Hebdomadaire devenu quotidien en 2002, Mutations a fait passer sa " page culture " à un " supplément culture " hebdomadaire où la littérature littéraire n'est jamais absente. Au moins la moitié des livres que ce quotidien présente sont des essais politiques et des ouvrages pratiques.

La critique littéraire dans la presse au Cameroun est globalement une critique d'humeur ou une critique dogmatique d'essence classique. Les cérémonies de dédicaces qui fleurissent après l'année 2000 créent des proximités entre les auteurs et les critiques qui édulcorent le sens critique de certains journalistes. Pendant la même période, de nombreux ouvrages paraissent accompagnés de discours d'escorte dont les auteurs sont généralement des universitaires à la notoriété avérée.

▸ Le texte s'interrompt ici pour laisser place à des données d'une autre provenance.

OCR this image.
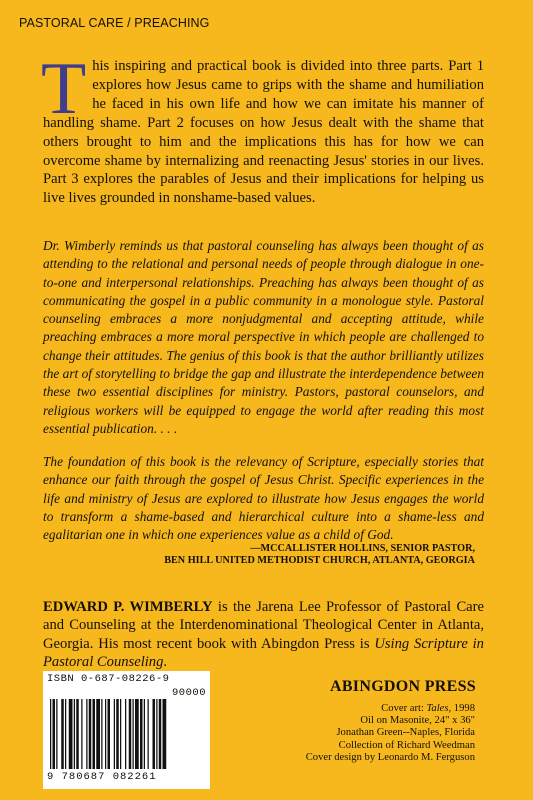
PASTORAL CARE / PREACHING
This inspiring and practical book is divided into three parts. Part 1 explores how Jesus came to grips with the shame and humiliation he faced in his own life and how we can imitate his manner of handling shame. Part 2 focuses on how Jesus dealt with the shame that others brought to him and the implications this has for how we can overcome shame by internalizing and reenacting Jesus' stories in our lives. Part 3 explores the parables of Jesus and their implications for helping us live lives grounded in nonshame-based values.
Dr. Wimberly reminds us that pastoral counseling has always been thought of as attending to the relational and personal needs of people through dialogue in one-to-one and interpersonal relationships. Preaching has always been thought of as communicating the gospel in a public community in a monologue style. Pastoral counseling embraces a more nonjudgmental and accepting attitude, while preaching embraces a more moral perspective in which people are challenged to change their attitudes. The genius of this book is that the author brilliantly utilizes the art of storytelling to bridge the gap and illustrate the interdependence between these two essential disciplines for ministry. Pastors, pastoral counselors, and religious workers will be equipped to engage the world after reading this most essential publication. . . .
The foundation of this book is the relevancy of Scripture, especially stories that enhance our faith through the gospel of Jesus Christ. Specific experiences in the life and ministry of Jesus are explored to illustrate how Jesus engages the world to transform a shame-based and hierarchical culture into a shame-less and egalitarian one in which one experiences value as a child of God.
—MCCALLISTER HOLLINS, SENIOR PASTOR,
BEN HILL UNITED METHODIST CHURCH, ATLANTA, GEORGIA
EDWARD P. WIMBERLY is the Jarena Lee Professor of Pastoral Care and Counseling at the Interdenominational Theological Center in Atlanta, Georgia. His most recent book with Abingdon Press is Using Scripture in Pastoral Counseling.
ISBN 0-687-08226-9
90000
9 780687 082261
ABINGDON PRESS
Cover art: Tales, 1998
Oil on Masonite, 24" x 36"
Jonathan Green--Naples, Florida
Collection of Richard Weedman
Cover design by Leonardo M. Ferguson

Les deux autres grands hebdomadaires que sont La nouvelle Expression et Le Messager emboîtent le pas à Mutations en ouvrant leurs colonnes à des œuvres littéraires ou à des auteurs célèbres. Mais cette activité n'a ni une liste de rédacteurs fidèles ni une régularité qui donne la mesure de l'importance de la critique littéraire dans ces deux journaux.

A partir de mars 2000, on voit apparaître dans les kiosques un tabloïd entièrement consacré à la culture. Patrimoine, qui se présente comme un mensuel de la culture et des sciences sociales a pour ambition de procéder à un traitement plus systématique du fait littéraire qui occupe d'ailleurs les trois quarts de sa surface rédactionnelle. La littérature y est traitée par genres ; les principaux genres ayant chacun une pleine page au moins.

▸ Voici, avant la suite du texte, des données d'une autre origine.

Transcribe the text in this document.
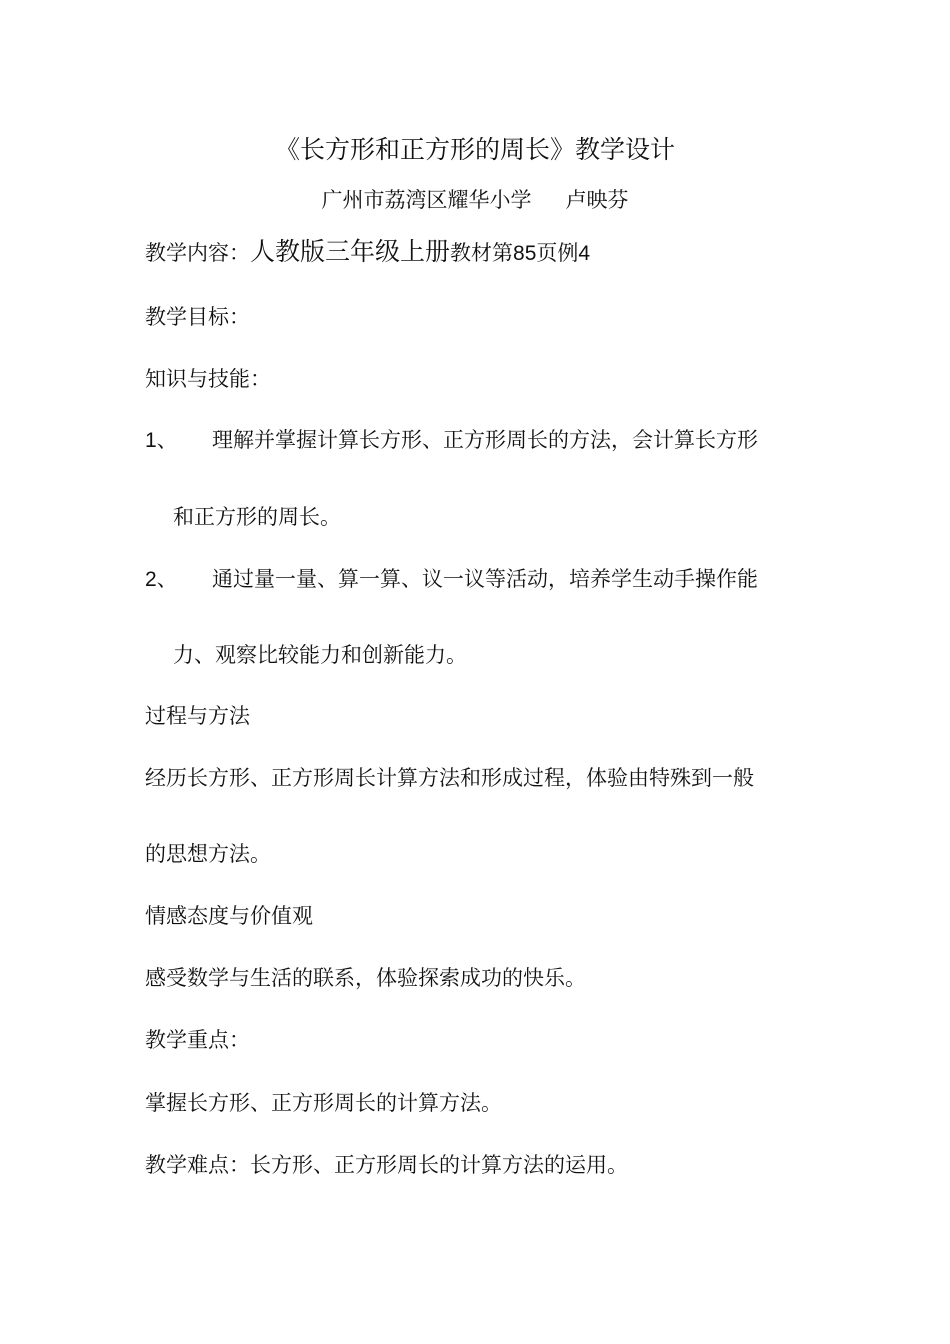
《长方形和正方形的周长》教学设计
广州市荔湾区耀华小学 卢映芬
教学内容：人教版三年级上册教材第85页例4
教学目标：
知识与技能：
1、 理解并掌握计算长方形、正方形周长的方法，会计算长方形
和正方形的周长。
2、 通过量一量、算一算、议一议等活动，培养学生动手操作能
力、观察比较能力和创新能力。
过程与方法
经历长方形、正方形周长计算方法和形成过程，体验由特殊到一般
的思想方法。
情感态度与价值观
感受数学与生活的联系，体验探索成功的快乐。
教学重点：
掌握长方形、正方形周长的计算方法。
教学难点：长方形、正方形周长的计算方法的运用。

Les principaux contributeurs de Patrimoine sont des universitaires. Organisateur de colloques et de séminaires (dont un précisément sur la critique littéraire animé par Josyane Savigneau, Directeur du journal Le Monde, chargée du Monde des livres, en décembre 2003), Patrimoine sert de support à de nombreux débats, dont un sur un mouvement littéraire : la Nolica. En mars 2003 Pabé Mongo publie dans les colonnes de Patrimoine une tribune dans laquelle il présente le concept de la Nolica (Nouvelle Littérature Camerounaise), proposition d'une esthétique nouvelle qui vise à sortir les écrivains du maquis littéraire dans lequel le système politique de l'ère du parti unique les a poussés.

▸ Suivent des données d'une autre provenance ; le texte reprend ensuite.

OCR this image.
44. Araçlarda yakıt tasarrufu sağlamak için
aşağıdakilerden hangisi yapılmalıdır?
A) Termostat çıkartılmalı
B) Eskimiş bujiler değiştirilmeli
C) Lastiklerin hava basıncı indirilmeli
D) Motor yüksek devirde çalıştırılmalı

Un critique universitaire, Barnabé Mbala Ze, réagit et dit voir dans la Nolica un projet de normalisation qui porte atteinte à la liberté du créateur et tend à minimiser dans l'œuvre d'art la part de l'invention au profit de l'imitation. La mise au point de Pabé Mongo paraît un mois plus tard, quelques jours avant la publication aux Presses Universitaires de Yaoundé du manifeste de la Nolica. Pour lui, " Il faut éviter deux erreurs équidistantes de la vérité artistique : l'une, de croire que la référence au réel est, elle-même, une négation de l'art, (car le réel, dans l'art, est une fiction de réalité) ; l'autre, qu'il suffit d'occulter toute référence au réel pour faire de l'art. " La critique littéraire dans la presse atteint l’un de ses sommets puisque le débat ainsi ouvert va de longs mois durant animer la vie littéraire nationale.

Au demeurant, la presse a notoirement contribué à construire un espace littéraire dynamique au Cameroun. L'histoire littéraire dira dans un avenir proche ou lointain la part que prend à cette construction le nouveau quotidien de Haman Mana, Le Jour, où la sensibilité littéraire est forte.
Cependant, la discontinuité de l'activité critique dans la presse indique qu'il s'agit d'un volet encore fragile de la vie éditoriale nationale. Au déficit de formation des critiques s'ajoute un environnement économique et institutionnel peu motivant. Les journalistes ont alors beau jeu de se porter vers des desks plus juteux et moins contraignants, la couverture des événements politiques par exemple.